The Allure of Blea Tarn
Blea Tarn is situated in a small hanging valley between Great Langdale and Little Langdale in the heart of the Lake District. Glacial ice moving over the col from nearby Great Langdale shaped the tarn back in the Ice Age.
Blea Tarn is a popular haunt of many Lake District landscape photographer’s including, over recent years, myself. Since I started photography in 2020, I have visited Blea Tarn many times, and it is one of my favourite locations in the Lake District. The tarn is a place where I go to for tranquillity and peace, and I now only go there very early for sunrise or very late for the incredible dark skies. I have a very strong sense of belonging to Blea Tarn which I think is connected to the iconic view of the rugged Langdale Pikes, which brings back many memories of hiking the Pikes when I was a youngster with my late father, and later, fabulous days rock-climbing on Gimmer Crag which is on Loft Crag near Pike Of Stickle and Pavey Ark.
For me, as a photographer Blea Tarn is all about reflections of the Langdale Pikes in the water, so I only tend to visit when the forecast is for very light winds. I have visited Blea Tarn for photography in all seasons of the year but a recent visit, provided one of my best mornings of photography.

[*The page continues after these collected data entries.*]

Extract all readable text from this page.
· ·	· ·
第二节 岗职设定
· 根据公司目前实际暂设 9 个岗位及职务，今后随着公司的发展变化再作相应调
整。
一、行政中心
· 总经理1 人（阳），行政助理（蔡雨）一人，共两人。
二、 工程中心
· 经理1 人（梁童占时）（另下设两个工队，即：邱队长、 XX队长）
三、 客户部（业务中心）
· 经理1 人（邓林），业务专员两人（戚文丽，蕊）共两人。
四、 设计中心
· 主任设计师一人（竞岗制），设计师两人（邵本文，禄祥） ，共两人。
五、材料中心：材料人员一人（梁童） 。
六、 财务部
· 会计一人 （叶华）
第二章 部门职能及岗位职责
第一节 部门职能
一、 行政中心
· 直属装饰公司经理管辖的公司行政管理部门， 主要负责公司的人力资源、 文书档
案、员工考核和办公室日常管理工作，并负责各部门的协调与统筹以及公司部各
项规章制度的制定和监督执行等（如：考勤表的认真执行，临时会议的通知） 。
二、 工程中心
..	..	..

Following a bleary-eyed 02.45 alarm in May 2025, I set off for the selected location, Blea Tarn in Langdale. I almost stopped at Elterwater as the mist was hanging in the valley bottom there as it often does, but I continued in the hope that there might be mist at Blea Tarn, which would be a first for me. I parked my car in anticipation and wondered what the photography conditions would be like at the tarn. As I started walking down the path to Blea Tarn, I was excitedly jolted by the sight of mist on the surface of the tarn, but will it last I thought? Not wanting to miss this opportunity, I started running down the path, and I was soon on the Southern edge of the tarn, and amazingly, the mist was still there, but where was everybody else? Surely, I could not have the place to myself on such a morning. Eventually, I was joined by three other photographers, one of them my good friend Jonny Gios. What followed was one of my best mornings of photography to date. The mist kept coming and going, and as the sun rose and kissed the Langdale Pikes, we were gifted incredible photographic opportunities with almost perfect reflections, calm water, atmospheric mist on the water surface and the tranquillity was only broken by the beautiful sound of a very vocal cuckoo. What a morning and I was on a high for days after!